The United States supplies much of the personnel, equipment and money for these operations.

But squabbling among allies deprived NATO of a coherent strategy.

Powers behind the pose

U.S. officials publicly blame the United Nations for repeatedly vetoing forceful military action.

But that has been a charade.

The dominant voices on Bosnia in NATO and in the United Nations are the same: the United States, Britain and France.

The overall U.N. peacekeeping commander for the former Yugoslavia is French. The United Nations' Bosnia commander is British. If the use of force is blocked, it's because either Britain or France -- or both -- does not want it used.

When forcefully challenged, NATO has backed down.

Since April, NATO aircraft have submitted to the Bosnian Serbs' control of the Sarajevo airport and halted relief flights. Without saying so, NATO has also abandoned airstrikes against Serbian targets and curtailed its enforcement of a no-fly zone.

In a candid moment, British Defense Minister Malcolm Rifkind, since promoted to foreign secretary, recently dismissed U.N. Security Council mandates calling for the use of force to relieve besieged Muslim enclaves.

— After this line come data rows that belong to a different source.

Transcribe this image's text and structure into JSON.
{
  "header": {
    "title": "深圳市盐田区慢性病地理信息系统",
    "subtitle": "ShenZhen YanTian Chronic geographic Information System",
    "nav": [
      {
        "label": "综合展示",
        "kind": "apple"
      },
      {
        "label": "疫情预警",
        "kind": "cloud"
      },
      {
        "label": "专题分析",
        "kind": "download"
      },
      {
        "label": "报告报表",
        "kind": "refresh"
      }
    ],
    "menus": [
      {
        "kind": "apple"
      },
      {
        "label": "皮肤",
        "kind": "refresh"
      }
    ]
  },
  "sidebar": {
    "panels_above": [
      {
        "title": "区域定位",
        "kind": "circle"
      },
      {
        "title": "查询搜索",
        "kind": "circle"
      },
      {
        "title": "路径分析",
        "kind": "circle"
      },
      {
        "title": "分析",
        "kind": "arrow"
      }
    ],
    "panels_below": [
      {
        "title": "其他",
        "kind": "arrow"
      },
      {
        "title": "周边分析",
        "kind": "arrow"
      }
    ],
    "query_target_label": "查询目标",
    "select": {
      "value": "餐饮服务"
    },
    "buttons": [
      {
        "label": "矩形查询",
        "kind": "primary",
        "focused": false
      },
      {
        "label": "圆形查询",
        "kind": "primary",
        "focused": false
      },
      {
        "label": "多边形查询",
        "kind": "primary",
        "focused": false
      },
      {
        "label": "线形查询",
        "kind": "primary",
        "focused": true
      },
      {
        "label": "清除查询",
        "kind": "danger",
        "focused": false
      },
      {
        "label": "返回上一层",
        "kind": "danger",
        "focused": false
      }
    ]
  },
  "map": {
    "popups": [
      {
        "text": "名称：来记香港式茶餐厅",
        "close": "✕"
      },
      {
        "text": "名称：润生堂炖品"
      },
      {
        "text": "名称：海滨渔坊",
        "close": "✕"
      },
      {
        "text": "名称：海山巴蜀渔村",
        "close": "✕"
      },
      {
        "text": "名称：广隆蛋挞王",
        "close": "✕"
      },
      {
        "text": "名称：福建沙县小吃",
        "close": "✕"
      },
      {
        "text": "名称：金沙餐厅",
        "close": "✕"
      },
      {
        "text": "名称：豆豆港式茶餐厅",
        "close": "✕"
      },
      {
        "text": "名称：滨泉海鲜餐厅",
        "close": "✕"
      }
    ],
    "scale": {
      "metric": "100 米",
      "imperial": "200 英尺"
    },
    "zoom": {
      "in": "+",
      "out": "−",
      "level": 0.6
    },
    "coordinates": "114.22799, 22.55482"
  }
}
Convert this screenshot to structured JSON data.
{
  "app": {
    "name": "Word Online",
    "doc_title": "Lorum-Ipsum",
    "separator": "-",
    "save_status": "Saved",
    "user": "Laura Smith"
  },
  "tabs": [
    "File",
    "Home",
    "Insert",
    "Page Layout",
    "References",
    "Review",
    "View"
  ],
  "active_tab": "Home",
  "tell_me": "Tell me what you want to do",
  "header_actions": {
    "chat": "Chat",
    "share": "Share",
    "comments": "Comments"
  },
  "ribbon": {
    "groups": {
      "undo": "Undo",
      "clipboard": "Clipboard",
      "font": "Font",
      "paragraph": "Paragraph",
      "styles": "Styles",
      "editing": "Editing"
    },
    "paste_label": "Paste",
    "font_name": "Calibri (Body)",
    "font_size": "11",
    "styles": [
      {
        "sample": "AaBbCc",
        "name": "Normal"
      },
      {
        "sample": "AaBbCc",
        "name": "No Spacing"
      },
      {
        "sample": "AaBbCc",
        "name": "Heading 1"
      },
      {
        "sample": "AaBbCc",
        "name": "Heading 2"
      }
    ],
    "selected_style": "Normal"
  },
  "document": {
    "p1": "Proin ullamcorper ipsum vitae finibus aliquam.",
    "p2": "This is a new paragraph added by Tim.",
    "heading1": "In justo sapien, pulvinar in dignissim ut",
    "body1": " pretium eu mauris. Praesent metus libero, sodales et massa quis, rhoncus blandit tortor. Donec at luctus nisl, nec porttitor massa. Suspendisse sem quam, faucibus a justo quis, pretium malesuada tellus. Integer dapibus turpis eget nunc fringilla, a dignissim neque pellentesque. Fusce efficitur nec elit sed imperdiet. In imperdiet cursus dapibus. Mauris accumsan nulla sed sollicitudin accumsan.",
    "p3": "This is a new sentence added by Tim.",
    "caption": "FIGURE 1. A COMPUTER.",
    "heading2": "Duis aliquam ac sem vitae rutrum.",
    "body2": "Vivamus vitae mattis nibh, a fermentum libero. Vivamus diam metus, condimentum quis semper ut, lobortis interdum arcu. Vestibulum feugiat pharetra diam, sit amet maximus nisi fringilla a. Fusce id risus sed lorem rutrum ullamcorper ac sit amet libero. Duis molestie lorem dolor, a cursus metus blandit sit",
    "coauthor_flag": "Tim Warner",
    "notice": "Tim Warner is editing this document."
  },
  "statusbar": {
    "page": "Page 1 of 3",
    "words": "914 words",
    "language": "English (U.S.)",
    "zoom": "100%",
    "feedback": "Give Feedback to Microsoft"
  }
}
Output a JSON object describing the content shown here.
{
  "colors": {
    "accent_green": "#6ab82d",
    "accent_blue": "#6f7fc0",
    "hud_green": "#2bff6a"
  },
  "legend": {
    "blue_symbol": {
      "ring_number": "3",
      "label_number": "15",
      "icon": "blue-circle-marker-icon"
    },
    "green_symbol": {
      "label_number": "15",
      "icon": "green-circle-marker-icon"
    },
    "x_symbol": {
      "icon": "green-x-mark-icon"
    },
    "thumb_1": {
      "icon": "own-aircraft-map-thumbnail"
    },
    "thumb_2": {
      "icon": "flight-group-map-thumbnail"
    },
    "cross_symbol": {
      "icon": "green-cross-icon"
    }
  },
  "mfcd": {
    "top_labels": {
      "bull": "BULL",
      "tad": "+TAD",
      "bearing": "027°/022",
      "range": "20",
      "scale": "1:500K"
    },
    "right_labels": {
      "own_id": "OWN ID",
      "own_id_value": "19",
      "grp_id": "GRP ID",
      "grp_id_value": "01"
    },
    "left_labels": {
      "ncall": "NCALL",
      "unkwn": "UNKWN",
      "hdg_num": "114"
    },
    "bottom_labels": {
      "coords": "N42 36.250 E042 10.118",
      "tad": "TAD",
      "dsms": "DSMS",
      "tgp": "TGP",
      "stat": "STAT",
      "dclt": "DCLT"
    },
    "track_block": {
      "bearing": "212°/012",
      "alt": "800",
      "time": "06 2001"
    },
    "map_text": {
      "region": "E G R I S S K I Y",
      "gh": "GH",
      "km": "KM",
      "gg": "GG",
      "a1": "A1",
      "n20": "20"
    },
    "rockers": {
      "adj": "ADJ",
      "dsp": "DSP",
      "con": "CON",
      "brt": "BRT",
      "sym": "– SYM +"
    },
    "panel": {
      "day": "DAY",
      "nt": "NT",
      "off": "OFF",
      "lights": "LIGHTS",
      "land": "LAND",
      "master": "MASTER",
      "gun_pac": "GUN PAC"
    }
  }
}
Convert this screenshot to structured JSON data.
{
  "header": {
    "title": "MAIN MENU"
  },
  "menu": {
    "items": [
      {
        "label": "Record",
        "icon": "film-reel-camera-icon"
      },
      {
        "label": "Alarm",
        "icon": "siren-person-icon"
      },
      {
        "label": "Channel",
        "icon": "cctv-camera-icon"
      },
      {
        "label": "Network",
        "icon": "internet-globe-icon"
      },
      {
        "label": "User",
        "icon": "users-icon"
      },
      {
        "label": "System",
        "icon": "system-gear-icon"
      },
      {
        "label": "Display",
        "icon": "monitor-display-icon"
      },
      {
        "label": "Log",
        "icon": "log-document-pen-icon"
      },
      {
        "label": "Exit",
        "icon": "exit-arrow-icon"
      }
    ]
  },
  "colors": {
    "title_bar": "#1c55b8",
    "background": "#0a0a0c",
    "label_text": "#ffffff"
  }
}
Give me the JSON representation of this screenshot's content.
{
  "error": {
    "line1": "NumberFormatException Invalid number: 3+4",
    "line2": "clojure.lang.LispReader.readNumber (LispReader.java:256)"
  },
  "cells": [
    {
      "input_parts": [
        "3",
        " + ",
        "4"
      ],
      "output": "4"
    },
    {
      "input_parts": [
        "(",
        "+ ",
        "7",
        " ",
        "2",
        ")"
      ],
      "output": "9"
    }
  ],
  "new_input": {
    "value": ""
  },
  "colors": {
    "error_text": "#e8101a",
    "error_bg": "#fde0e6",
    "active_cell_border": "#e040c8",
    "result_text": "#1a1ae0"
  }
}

"These are words," he told reporters.

U.S. and European officials insist that they are learning valuable lessons from Bosnia that will prevent the same mistakes in future threats to the continent's security.

Unsteady alliance

But the latest evidence suggests that the alliance continues to disintegrate: In recent weeks, the Clinton administration, Congress and the Europeans have become embroiled in a nickel-and-dime dispute over paying for the European quick-reaction force.

The Clinton administration refuses to pay more than a small fraction of the cost, but it also wants the force to dampen the fighting.

That's because, if the quick-reaction force doesn't work, the United States is committed to dispatching 25,000 ground troops to withdraw U.N. peacekeepers.

This would be the first time NATO embarked on a clearly defined mission in Bosnia.